Audio segment dated 1961, from the BBC program “Voice of the People,” is titled “York’s Hermit on 30 Years of Solitude.” The BBC interviewer speaks (about 6 min.) with :

“Brother Walter Wilman, a religious recluse who has spent the past 30 years living in a tiny cell adjoined to the Church of All Saints in York.”

The “tiny cell” is what was historically called an “anchorhold.”

URL: https://www.youtube.com/watch?v=fWI-fWiTIHI

Stephen Batchelor: “Wonderous Doubt”

Stephen Batchelor — author of the classics Alone With Others and The Art of Solitude, plus his key book Secular Buddhism: Imagining the Dharma in an Uncertain World — discusses his ideas about modern Buddhism with host Krista Tippett on an installmentment of the podcast On Being titled “Wonderous Doubt.”

Batchelor: “Many of my critics would be quite happy for me to stop calling myself a Buddhist. And even some of those who like my work feel that the Buddhism gets in the way. But I disagree profoundly with that.
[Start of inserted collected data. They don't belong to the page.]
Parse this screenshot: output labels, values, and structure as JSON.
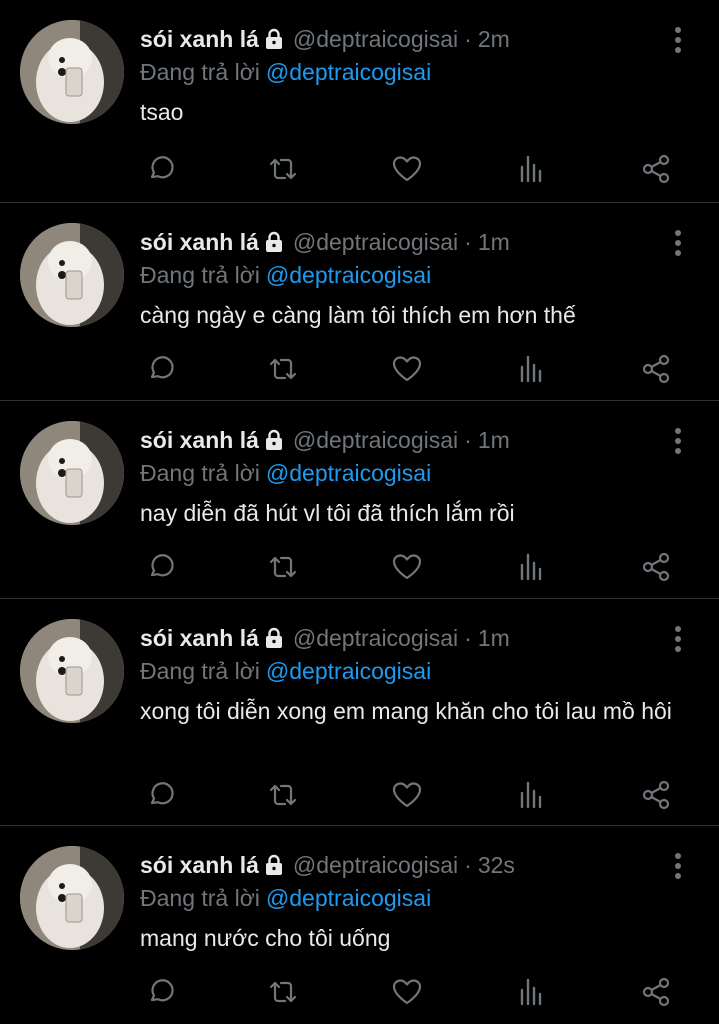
{
  "colors": {
    "background": "#000000",
    "text": "#e7e9ea",
    "muted": "#71767b",
    "link": "#1d9bf0",
    "divider": "#2f3336"
  },
  "icons": {
    "lock": "lock-icon",
    "more": "more-vertical-icon",
    "reply": "reply-icon",
    "retweet": "retweet-icon",
    "like": "heart-icon",
    "views": "views-icon",
    "share": "share-icon"
  },
  "tweets": [
    {
      "name": "sói xanh lá",
      "handle": "@deptraicogisai",
      "sep": "·",
      "time": "2m",
      "reply_prefix": "Đang trả lời",
      "reply_to": "@deptraicogisai",
      "text": "tsao"
    },
    {
      "name": "sói xanh lá",
      "handle": "@deptraicogisai",
      "sep": "·",
      "time": "1m",
      "reply_prefix": "Đang trả lời",
      "reply_to": "@deptraicogisai",
      "text": "càng ngày e càng làm tôi thích em hơn thế"
    },
    {
      "name": "sói xanh lá",
      "handle": "@deptraicogisai",
      "sep": "·",
      "time": "1m",
      "reply_prefix": "Đang trả lời",
      "reply_to": "@deptraicogisai",
      "text": "nay diễn đã hút vl tôi đã thích lắm rồi"
    },
    {
      "name": "sói xanh lá",
      "handle": "@deptraicogisai",
      "sep": "·",
      "time": "1m",
      "reply_prefix": "Đang trả lời",
      "reply_to": "@deptraicogisai",
      "text": "xong tôi diễn xong em mang khăn cho tôi lau mồ hôi"
    },
    {
      "name": "sói xanh lá",
      "handle": "@deptraicogisai",
      "sep": "·",
      "time": "32s",
      "reply_prefix": "Đang trả lời",
      "reply_to": "@deptraicogisai",
      "text": "mang nước cho tôi uống"
    }
  ]
}
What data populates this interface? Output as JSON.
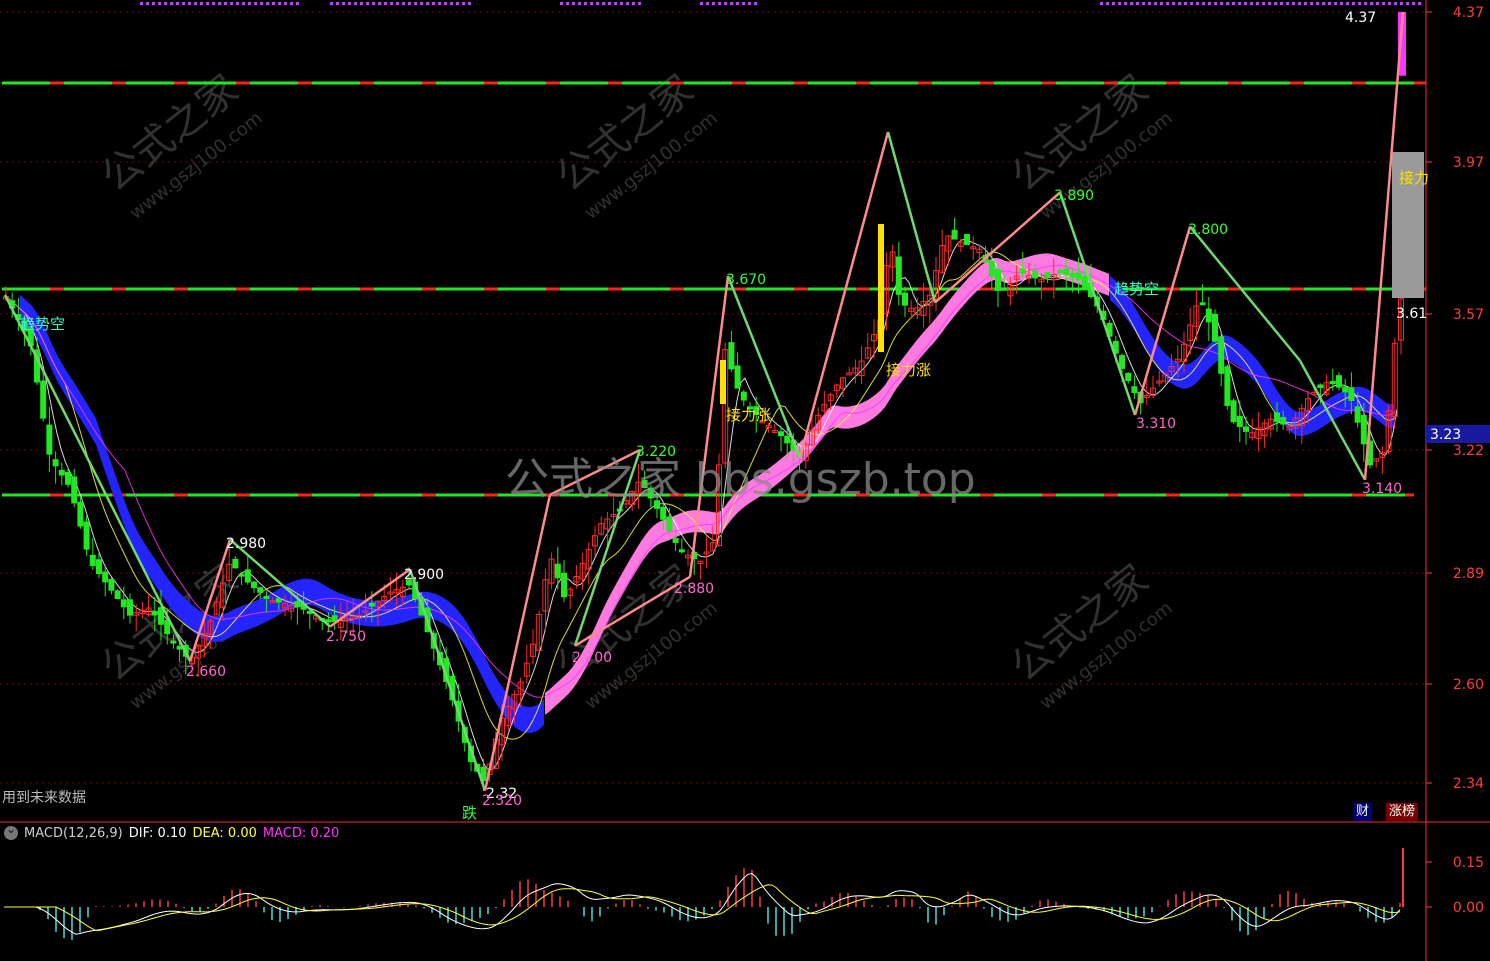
{
  "colors": {
    "up": "#ff2a2a",
    "down": "#22e822",
    "band_down": "#2424ff",
    "band_up": "#ff7ae0",
    "axis": "#ff3b3b",
    "dif": "#ffffff",
    "dea": "#ffff33"
  },
  "chart_data": {
    "type": "candlestick",
    "price_axis": {
      "ticks": [
        "4.37",
        "3.97",
        "3.57",
        "3.22",
        "2.89",
        "2.60",
        "2.34"
      ],
      "current": "3.23",
      "marker": "3.61"
    },
    "peaks": [
      {
        "label": "2.660",
        "price": 2.66
      },
      {
        "label": "2.980",
        "price": 2.98
      },
      {
        "label": "2.750",
        "price": 2.75
      },
      {
        "label": "2.900",
        "price": 2.9
      },
      {
        "label": "2.32",
        "price": 2.32
      },
      {
        "label": "2.320",
        "price": 2.32
      },
      {
        "label": "3.220",
        "price": 3.22
      },
      {
        "label": "2.700",
        "price": 2.7
      },
      {
        "label": "2.880",
        "price": 2.88
      },
      {
        "label": "3.670",
        "price": 3.67
      },
      {
        "label": "3.890",
        "price": 3.89
      },
      {
        "label": "3.800",
        "price": 3.8
      },
      {
        "label": "3.310",
        "price": 3.31
      },
      {
        "label": "3.140",
        "price": 3.14
      },
      {
        "label": "4.37",
        "price": 4.37
      }
    ],
    "signals": [
      {
        "label": "趋势空"
      },
      {
        "label": "接力涨"
      },
      {
        "label": "接力涨"
      },
      {
        "label": "趋势空"
      },
      {
        "label": "跌"
      },
      {
        "label": "接力"
      }
    ],
    "macd": {
      "title": "MACD(12,26,9)",
      "dif_label": "DIF: 0.10",
      "dea_label": "DEA: 0.00",
      "macd_label": "MACD: 0.20",
      "ticks": [
        "0.15",
        "0.00"
      ]
    }
  },
  "overlay": {
    "watermark_center": "公式之家 bbs.gszb.top",
    "watermark_site": "www.gszj100.com",
    "watermark_brand": "公式之家",
    "note": "用到未来数据",
    "badge_cai": "财",
    "badge_zhangbang": "涨榜"
  }
}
The rootedness in tradition is central to me; and I see Buddhist tradition — I suspect like other traditions, also — as not something which is static and fixed and somehow preserved in formaldehyde, but it is something that is alive.”

URL: https://onbeing.org/programs/stephen-batchelor-wondrous-doubt-mar2018/

Nanavira Thera, Buddhist hermit

The Sri Lankan Guardian offers a succinct essay about the British-born Harold Musson, who became the Sri Lankan Buddhist hermit Nanavira Thera and prolific writer on the intersection of Buddhism and modern existentialism. Was his life and death anomalous tragedy? “Nanavira likely saw the situation differently,” notes the author.